Je suis né, j’ai dormi et j’ai
tété sur la carcasse effeuillée du
chef-d’œuvre le moins lu au monde. Excusez-le du
peu ! Il ne faut pas croire que Sam Savage se contente de
raconter la vie banale de ce rongeur. Ce serait bien trop
simple. Sous sa plume, Firmin est intelligent, friand de
grande littérature et surtout, il a appris à lire
les livres qu’il grignote par petits bouts. Il devient
dévoreur de livres au propre comme au figuré.
« Un cas banal de biblioboulimie ». Très vite séparé du reste de sa famille qui
part par ruelles et autres immeubles vit sa vie, Firmin, peu
courageux et surtout pas téméraire, choisit de
rester dans sa librairie.
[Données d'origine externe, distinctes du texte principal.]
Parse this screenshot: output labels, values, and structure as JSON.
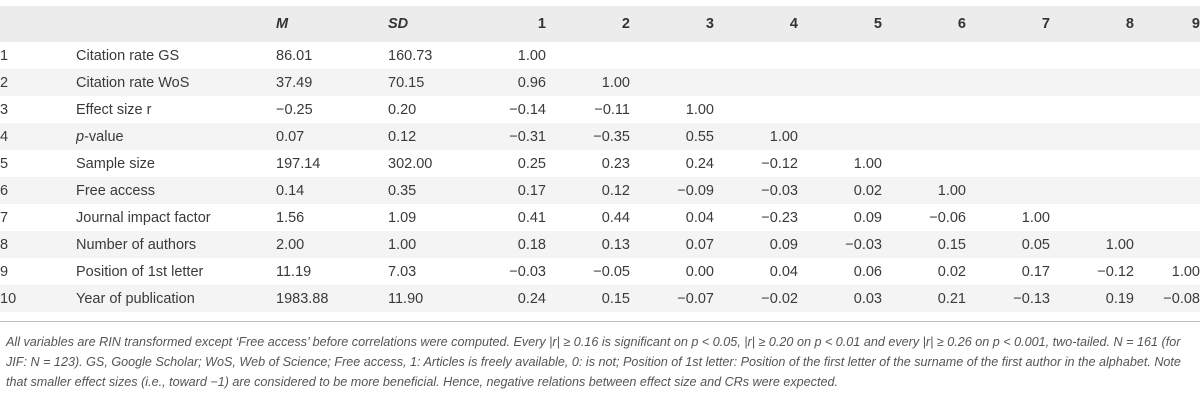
{
  "table": {
    "headers": [
      "",
      "",
      "M",
      "SD",
      "1",
      "2",
      "3",
      "4",
      "5",
      "6",
      "7",
      "8",
      "9"
    ],
    "rows": [
      {
        "idx": "1",
        "var_pre": "Citation rate GS",
        "var_italic": "",
        "var_post": "",
        "m": "86.01",
        "sd": "160.73",
        "c": [
          "1.00",
          "",
          "",
          "",
          "",
          "",
          "",
          "",
          ""
        ]
      },
      {
        "idx": "2",
        "var_pre": "Citation rate WoS",
        "var_italic": "",
        "var_post": "",
        "m": "37.49",
        "sd": "70.15",
        "c": [
          "0.96",
          "1.00",
          "",
          "",
          "",
          "",
          "",
          "",
          ""
        ]
      },
      {
        "idx": "3",
        "var_pre": "Effect size r",
        "var_italic": "",
        "var_post": "",
        "m": "−0.25",
        "sd": "0.20",
        "c": [
          "−0.14",
          "−0.11",
          "1.00",
          "",
          "",
          "",
          "",
          "",
          ""
        ]
      },
      {
        "idx": "4",
        "var_pre": "",
        "var_italic": "p",
        "var_post": "-value",
        "m": "0.07",
        "sd": "0.12",
        "c": [
          "−0.31",
          "−0.35",
          "0.55",
          "1.00",
          "",
          "",
          "",
          "",
          ""
        ]
      },
      {
        "idx": "5",
        "var_pre": "Sample size",
        "var_italic": "",
        "var_post": "",
        "m": "197.14",
        "sd": "302.00",
        "c": [
          "0.25",
          "0.23",
          "0.24",
          "−0.12",
          "1.00",
          "",
          "",
          "",
          ""
        ]
      },
      {
        "idx": "6",
        "var_pre": "Free access",
        "var_italic": "",
        "var_post": "",
        "m": "0.14",
        "sd": "0.35",
        "c": [
          "0.17",
          "0.12",
          "−0.09",
          "−0.03",
          "0.02",
          "1.00",
          "",
          "",
          ""
        ]
      },
      {
        "idx": "7",
        "var_pre": "Journal impact factor",
        "var_italic": "",
        "var_post": "",
        "m": "1.56",
        "sd": "1.09",
        "c": [
          "0.41",
          "0.44",
          "0.04",
          "−0.23",
          "0.09",
          "−0.06",
          "1.00",
          "",
          ""
        ]
      },
      {
        "idx": "8",
        "var_pre": "Number of authors",
        "var_italic": "",
        "var_post": "",
        "m": "2.00",
        "sd": "1.00",
        "c": [
          "0.18",
          "0.13",
          "0.07",
          "0.09",
          "−0.03",
          "0.15",
          "0.05",
          "1.00",
          ""
        ]
      },
      {
        "idx": "9",
        "var_pre": "Position of 1st letter",
        "var_italic": "",
        "var_post": "",
        "m": "11.19",
        "sd": "7.03",
        "c": [
          "−0.03",
          "−0.05",
          "0.00",
          "0.04",
          "0.06",
          "0.02",
          "0.17",
          "−0.12",
          "1.00"
        ]
      },
      {
        "idx": "10",
        "var_pre": "Year of publication",
        "var_italic": "",
        "var_post": "",
        "m": "1983.88",
        "sd": "11.90",
        "c": [
          "0.24",
          "0.15",
          "−0.07",
          "−0.02",
          "0.03",
          "0.21",
          "−0.13",
          "0.19",
          "−0.08"
        ]
      }
    ]
  },
  "footnote": "All variables are RIN transformed except ‘Free access’ before correlations were computed. Every |r| ≥ 0.16 is significant on p < 0.05, |r| ≥ 0.20 on p < 0.01 and every |r| ≥ 0.26 on p < 0.001, two-tailed. N = 161 (for JIF: N = 123). GS, Google Scholar; WoS, Web of Science; Free access, 1: Articles is freely available, 0: is not; Position of 1st letter: Position of the first letter of the surname of the first author in the alphabet. Note that smaller effect sizes (i.e., toward −1) are considered to be more beneficial. Hence, negative relations between effect size and CRs were expected."
}
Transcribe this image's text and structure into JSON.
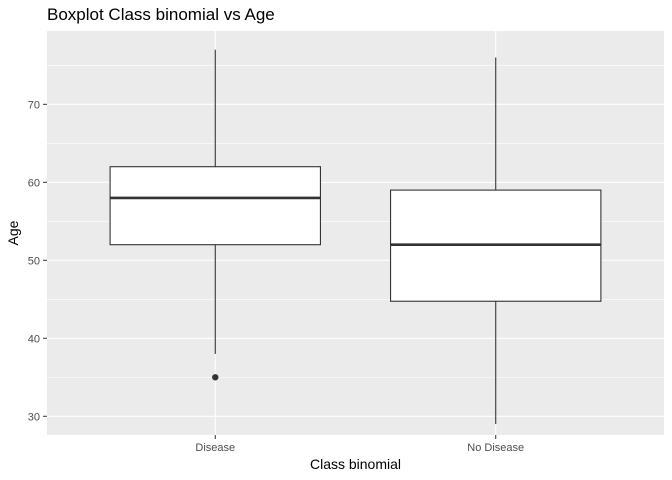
{
  "chart_data": {
    "type": "boxplot",
    "title": "Boxplot Class binomial vs Age",
    "xlabel": "Class binomial",
    "ylabel": "Age",
    "categories": [
      "Disease",
      "No Disease"
    ],
    "boxes": [
      {
        "category": "Disease",
        "whisker_low": 38,
        "q1": 52,
        "median": 58,
        "q3": 62,
        "whisker_high": 77,
        "outliers": [
          35
        ]
      },
      {
        "category": "No Disease",
        "whisker_low": 29,
        "q1": 44.75,
        "median": 52,
        "q3": 59,
        "whisker_high": 76,
        "outliers": []
      }
    ],
    "y_ticks": [
      30,
      40,
      50,
      60,
      70
    ],
    "y_tick_labels": [
      "30",
      "40",
      "50",
      "60",
      "70"
    ],
    "ylim": [
      27.6,
      79.4
    ],
    "grid": true,
    "colors": {
      "panel": "#ebebeb",
      "grid": "#ffffff",
      "box_fill": "#ffffff",
      "box_line": "#333333"
    }
  }
}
Il en découvre tous les
recoins et également des caches où il peut suivre
la vie de la librairie tenue par Norman. Ce premier homme
rencontré par Firmin va devenir son idole. Mais peu
à peu, le rat va découvrir la vraie nature de
Norman. Ensuite, il rencontrera Jerry, écrivain
marginal, un peu alcoolique, bricoleur et nettement plus
sympathique. Jerry ne s’étonnera pas longtemps de
voir que Firmin sait lire. Si vous voulez être ami avec Firmin, ne lui parlez
surtout pas de Mickey ni de Little Stuart qu’il
déteste au plus haut point. En dehors des livres, Firmin a d’autres passions :
le cinéma qu’il découvre au Rialto theater.
Il ne rate aucune séance ou presque quand il sort de ses
lectures. Son autre idole chez les humains n’est autre
que Fred Astaire. Dans ses rêves les plus fous, il
s’incarne souvent en cet élégant danseur. Il
admire aussi Ginger Rogers. Et puis il a une collection de
Mignonnes, ses petites amies rêvées qui ressemblent
fort aux actrices plus ou moins déshabillées des
films qui passent après minuit. Firmin se rêve aussi en écrivain. Il a
déjà la première phrase de son roman…
mais la deuxième tarde à venir. Avec Firmin, Sam Savage nous raconte aussi le déclin
d’un vieux quartier de Boston pris dans les turbulences
des rénovations urbaines que connaît la ville en
ces années 60. Les promoteurs détruisent à
tout va sans tenir le moindre compte de l’histoire des
bâtiments qu’ils mettent à terre et en
poussière. Triste monde où le profit triomphe et
règne en maître. Cette histoire est écrite dans un style simple,
mélangeant allégresse et phases de melancholia.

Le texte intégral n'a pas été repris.